Considering that the information was extracted from a national research database, the cohort size appeared smaller than expected; but it was also a result of our rigorous selection criteria. Even if, our results offered valuable information in clinical practice. Although the relatively small cohort size may decrease the statistical power and increase the risk of a false negative result, our case numbers of dialysis events to be analyzed were larger than previous comparable studies showing the same results (McDonald et al., 2014, 2015).
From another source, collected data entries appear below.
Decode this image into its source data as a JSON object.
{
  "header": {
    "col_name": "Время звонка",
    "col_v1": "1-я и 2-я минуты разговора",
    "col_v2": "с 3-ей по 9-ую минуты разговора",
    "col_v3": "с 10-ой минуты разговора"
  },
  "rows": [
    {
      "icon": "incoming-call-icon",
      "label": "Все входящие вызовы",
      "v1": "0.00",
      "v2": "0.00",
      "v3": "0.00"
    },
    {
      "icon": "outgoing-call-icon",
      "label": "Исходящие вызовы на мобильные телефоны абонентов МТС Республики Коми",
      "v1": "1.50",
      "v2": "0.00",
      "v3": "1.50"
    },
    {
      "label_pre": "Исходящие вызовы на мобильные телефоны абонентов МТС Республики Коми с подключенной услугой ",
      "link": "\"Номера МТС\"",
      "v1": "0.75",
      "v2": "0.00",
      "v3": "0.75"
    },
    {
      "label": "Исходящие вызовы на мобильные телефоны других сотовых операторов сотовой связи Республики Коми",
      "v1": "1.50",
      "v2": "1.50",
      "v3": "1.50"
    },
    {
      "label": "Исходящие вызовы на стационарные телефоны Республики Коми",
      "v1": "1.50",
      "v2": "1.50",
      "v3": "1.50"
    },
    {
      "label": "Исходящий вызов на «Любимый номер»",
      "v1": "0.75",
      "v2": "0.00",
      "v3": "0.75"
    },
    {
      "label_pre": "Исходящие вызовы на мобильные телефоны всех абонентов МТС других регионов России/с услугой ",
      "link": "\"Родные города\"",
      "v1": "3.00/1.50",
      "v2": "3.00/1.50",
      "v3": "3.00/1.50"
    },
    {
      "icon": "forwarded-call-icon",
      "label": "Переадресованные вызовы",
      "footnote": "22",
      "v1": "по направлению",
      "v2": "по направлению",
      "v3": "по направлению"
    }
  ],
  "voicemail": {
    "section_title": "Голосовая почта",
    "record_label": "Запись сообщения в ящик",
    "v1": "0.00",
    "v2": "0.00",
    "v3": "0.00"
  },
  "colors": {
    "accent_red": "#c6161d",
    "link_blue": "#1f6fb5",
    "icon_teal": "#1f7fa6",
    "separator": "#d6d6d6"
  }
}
This study still has several other limitations. The recognition of diagnoses including CKD and comorbid conditions were based on ICD-9-CM diagnostic codes, and cases of mis-registration cannot be excluded. The indications for CT scans were unknown, and acute medical illnesses were also not analyzed due to database restrictions. Details on the volume and specific ICM injected were not retrievable in our dataset, but the majority of ICM used were LOCM among routine clinical practice in Taiwan. HOCM has now become obsolete, and IOCM is rarely used. There is no sufficient evidence to suggest a significant CI-AKI risk difference between LOCM and IOCM (Eng et al., 2016), and our results will unlikely change when considering that few patients actually received IOCM. And lastly, this is a retrospective cohort study, which inevitably contains biases inherently related to the study design. For further investigation, a well-designed prospective cohort study in CKD patients comparing those receiving CT with or without ICM can be conducted. The type and volume of ICM, acute medical conditions, nephrotoxic medications, and preventive measurements should be controlled. Novel biomarkers to predict CI-AKI and dialysis therapy requirement could also be studied in the future.


In our population-based study, the percentage of CKD patients who require dialysis within 30 days of undergoing contrast enhanced CT scans is 4.1%, a lower incidence compared with subjects who receive non-contrast enhanced scans. However, no statistically significant difference is observed after adjustments are made for other baseline conditions. Patients with CKD identified via the application of administrative data, therefore, do not appear to be at risk of dialysis within 30 days after CT with ICM studies.